Sementara, Fraksi Golkar mengusulkan sistem hybrid mux operator dalam sistem imigrasi televisi analog ke digital. Dengan alasan pertimbangan demokrasi penyiaran dan mempertimbangkan kesiapan lembaga penyiaran di Indonesia, dalam hal ini Lembaga Penyiaran Publik Radio Televisi Republik Indonesia (LPP RTRI) sebagai bentuk satu-satunya penyelenggara penyiaran multipleksing digital. (ann/sc)

 


  • SHARES
BERITA TERKAIT
RUU Masyarakat Hukum Adat Didorong Segera Selesai
14-12-2018 / BADAN LEGISLASI
Wakil Ketua Badan Legislasi (Baleg) DPR RI Arif Wibowo mendorong Rancangan Undang-Undang (RUU) Masyarakat Hukum Adat segera selesai di sisa...
Baleg DPR Serap Aspirasi RUU Masyarakat Hukum Adat di Riau
13-12-2018 / BADAN LEGISLASI
Badan Legislasi (Baleg) DPR RI melaksanakan Kunjungan Kerja (Kunker) ke Provinsi Riau dalam rangka menyerap aspirasi penyusunan Program Legislasi Nasional...

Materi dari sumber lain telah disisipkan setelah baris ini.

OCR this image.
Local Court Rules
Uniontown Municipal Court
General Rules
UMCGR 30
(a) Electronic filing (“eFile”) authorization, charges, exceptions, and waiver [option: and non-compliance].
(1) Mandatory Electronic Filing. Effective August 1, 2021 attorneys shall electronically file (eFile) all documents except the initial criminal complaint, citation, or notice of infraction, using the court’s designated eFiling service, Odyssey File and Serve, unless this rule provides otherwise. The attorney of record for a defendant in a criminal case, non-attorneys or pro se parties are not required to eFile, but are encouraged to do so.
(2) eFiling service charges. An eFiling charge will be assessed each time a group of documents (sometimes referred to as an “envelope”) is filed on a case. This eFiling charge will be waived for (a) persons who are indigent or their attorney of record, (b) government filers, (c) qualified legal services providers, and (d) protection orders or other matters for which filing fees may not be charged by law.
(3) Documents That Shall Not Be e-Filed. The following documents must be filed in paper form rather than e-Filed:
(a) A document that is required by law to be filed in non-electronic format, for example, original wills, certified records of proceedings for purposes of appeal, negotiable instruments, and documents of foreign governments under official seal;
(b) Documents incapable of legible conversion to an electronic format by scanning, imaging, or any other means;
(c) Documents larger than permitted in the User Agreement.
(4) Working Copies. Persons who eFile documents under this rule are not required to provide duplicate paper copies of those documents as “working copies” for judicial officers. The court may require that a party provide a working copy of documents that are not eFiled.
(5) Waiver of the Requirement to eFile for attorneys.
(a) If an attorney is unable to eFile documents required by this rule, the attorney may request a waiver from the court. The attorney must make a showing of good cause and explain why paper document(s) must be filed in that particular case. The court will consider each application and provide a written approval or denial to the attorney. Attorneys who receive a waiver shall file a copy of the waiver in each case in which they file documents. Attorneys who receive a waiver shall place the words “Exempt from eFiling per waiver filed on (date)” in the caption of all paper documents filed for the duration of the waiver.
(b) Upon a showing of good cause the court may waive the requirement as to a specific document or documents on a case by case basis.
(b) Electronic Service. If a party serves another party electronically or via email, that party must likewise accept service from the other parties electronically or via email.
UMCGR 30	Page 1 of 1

DPRD Malang Studi Penyusunan RUU di Baleg
11-12-2018 / BADAN LEGISLASI
DPRD Kota Malang melakukan audiensi terkait penyusunan Rancangan Undang-Undang (RUU) di Badan Legislasi (Baleg) DPR RI. Rombongan anggota DPRD Kota...
Baleg DPR Terima Kunjungan Mahasiswa Ilmu Hukum Untirta
07-12-2018 / BADAN LEGISLASI
Badan Legislasi (Baleg) DPR RI menerima kunjungan studi lapangan 100 mahasiswa Fakultas Ilmu Hukum Universitas Sultan Ageng Tirtayasa (Untirta). Kepada...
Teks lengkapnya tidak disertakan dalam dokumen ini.